Investor sentiment remained positive, with only one IPO failing.
Out of these 34 listings, four companies have turned into multibaggers, trading at least 100% above their offer prices.
Jyoti CNC Automation saw an oversubscription of 40 times and is currently trading 300% above its offer price.
Exicom Telecom, TBO Tek, and JNK India are trading 220%, 107%, and 100% above their IPO prices, respectively.
Other noteworthy IPOs include Bharti Hexacom, which is trading 96% above its offer price, and BLS E Services and Let Travenues Technologies, both up by at least 60%.
Around 73% of this year's IPOs are still trading above their issue prices, which is consistent despite market volatility.
However, not all companies have fared well; eight have seen their share prices drop below their offer prices.

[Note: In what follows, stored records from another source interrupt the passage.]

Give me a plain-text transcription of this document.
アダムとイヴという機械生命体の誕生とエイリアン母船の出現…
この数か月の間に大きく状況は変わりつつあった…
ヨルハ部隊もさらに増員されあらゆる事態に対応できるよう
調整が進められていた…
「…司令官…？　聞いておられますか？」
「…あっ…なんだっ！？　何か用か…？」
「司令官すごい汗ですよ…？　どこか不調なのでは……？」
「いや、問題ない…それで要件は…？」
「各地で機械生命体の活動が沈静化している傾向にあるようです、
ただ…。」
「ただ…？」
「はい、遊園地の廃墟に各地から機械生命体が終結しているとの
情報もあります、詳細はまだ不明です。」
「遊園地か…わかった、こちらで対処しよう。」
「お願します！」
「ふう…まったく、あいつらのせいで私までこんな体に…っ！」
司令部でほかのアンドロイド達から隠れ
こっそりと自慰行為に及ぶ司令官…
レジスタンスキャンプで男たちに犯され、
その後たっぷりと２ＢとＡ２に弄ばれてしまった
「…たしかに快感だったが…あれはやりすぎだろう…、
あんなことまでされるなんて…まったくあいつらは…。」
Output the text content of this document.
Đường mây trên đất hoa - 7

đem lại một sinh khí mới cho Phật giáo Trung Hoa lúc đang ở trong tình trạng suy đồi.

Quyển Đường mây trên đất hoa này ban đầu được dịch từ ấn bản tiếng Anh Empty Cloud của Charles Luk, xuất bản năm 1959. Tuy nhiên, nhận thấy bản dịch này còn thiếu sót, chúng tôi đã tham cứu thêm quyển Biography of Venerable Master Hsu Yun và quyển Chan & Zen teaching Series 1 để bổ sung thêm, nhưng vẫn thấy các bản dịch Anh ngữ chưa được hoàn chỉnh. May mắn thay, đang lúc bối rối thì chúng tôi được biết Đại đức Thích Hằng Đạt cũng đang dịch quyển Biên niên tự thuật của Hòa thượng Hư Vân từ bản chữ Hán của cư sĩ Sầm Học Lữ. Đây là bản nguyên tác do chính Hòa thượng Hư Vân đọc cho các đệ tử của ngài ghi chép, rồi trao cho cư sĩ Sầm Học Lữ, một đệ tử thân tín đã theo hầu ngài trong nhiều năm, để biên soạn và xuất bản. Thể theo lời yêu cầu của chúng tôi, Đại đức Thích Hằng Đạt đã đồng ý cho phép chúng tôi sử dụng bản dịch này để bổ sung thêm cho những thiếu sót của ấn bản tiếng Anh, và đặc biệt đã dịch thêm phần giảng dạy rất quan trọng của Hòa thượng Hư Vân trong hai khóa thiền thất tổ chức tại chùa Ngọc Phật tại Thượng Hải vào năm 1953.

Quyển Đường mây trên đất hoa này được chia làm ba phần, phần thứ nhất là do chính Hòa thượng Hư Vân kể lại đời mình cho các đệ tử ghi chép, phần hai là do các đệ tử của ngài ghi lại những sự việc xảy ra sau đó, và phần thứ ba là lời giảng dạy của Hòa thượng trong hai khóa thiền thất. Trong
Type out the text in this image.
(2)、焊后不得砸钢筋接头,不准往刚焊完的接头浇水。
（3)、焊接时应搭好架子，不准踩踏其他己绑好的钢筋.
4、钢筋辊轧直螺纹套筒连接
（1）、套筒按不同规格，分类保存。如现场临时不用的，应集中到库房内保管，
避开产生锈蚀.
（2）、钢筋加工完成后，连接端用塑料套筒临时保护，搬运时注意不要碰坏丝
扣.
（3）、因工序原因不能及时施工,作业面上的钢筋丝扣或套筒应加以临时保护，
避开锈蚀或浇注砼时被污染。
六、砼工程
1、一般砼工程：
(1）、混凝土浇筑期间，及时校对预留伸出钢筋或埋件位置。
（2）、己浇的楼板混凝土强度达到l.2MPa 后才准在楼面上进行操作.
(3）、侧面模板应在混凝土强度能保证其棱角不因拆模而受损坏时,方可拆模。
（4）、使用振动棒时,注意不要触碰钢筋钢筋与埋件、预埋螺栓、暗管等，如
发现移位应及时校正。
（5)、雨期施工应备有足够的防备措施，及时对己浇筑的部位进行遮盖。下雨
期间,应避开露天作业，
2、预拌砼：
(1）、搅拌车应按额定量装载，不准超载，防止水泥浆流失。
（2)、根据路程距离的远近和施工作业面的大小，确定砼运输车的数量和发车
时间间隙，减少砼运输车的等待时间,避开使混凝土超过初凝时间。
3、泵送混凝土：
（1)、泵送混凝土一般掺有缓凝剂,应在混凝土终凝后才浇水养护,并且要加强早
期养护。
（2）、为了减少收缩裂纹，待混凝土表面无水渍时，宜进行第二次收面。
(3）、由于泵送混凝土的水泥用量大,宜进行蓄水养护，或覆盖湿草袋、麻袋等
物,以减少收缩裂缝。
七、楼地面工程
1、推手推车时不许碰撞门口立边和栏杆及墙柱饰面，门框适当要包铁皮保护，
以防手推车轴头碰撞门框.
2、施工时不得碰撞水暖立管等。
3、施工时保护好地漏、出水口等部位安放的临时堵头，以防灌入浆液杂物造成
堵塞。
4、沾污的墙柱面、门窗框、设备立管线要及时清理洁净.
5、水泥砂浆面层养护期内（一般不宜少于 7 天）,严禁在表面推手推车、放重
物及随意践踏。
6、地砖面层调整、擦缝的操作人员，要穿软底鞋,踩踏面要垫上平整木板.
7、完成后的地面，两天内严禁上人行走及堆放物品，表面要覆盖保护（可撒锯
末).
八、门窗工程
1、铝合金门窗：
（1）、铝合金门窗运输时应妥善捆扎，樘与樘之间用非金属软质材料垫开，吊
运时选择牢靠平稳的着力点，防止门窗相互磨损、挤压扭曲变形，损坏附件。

Capital Small Finance Bank suffered the most, down 26%, followed by Akme Fintrade, RK Swamy, SRM Contractors, Entero Healthcare Solutions, Gopal Snacks, GPT Healthcare, and Popular Vehicles and Services, all trading below their issue prices.
"Overall, a more robust H2 FY24 for the IPO market is anticipated, with increased activity, potentially larger deals, and fresh listings across diverse sectors. As always, thorough analysis of individual company fundamentals and future prospects remains crucial before making any investment decisions," said Atul Parakh, CEO of Bigul.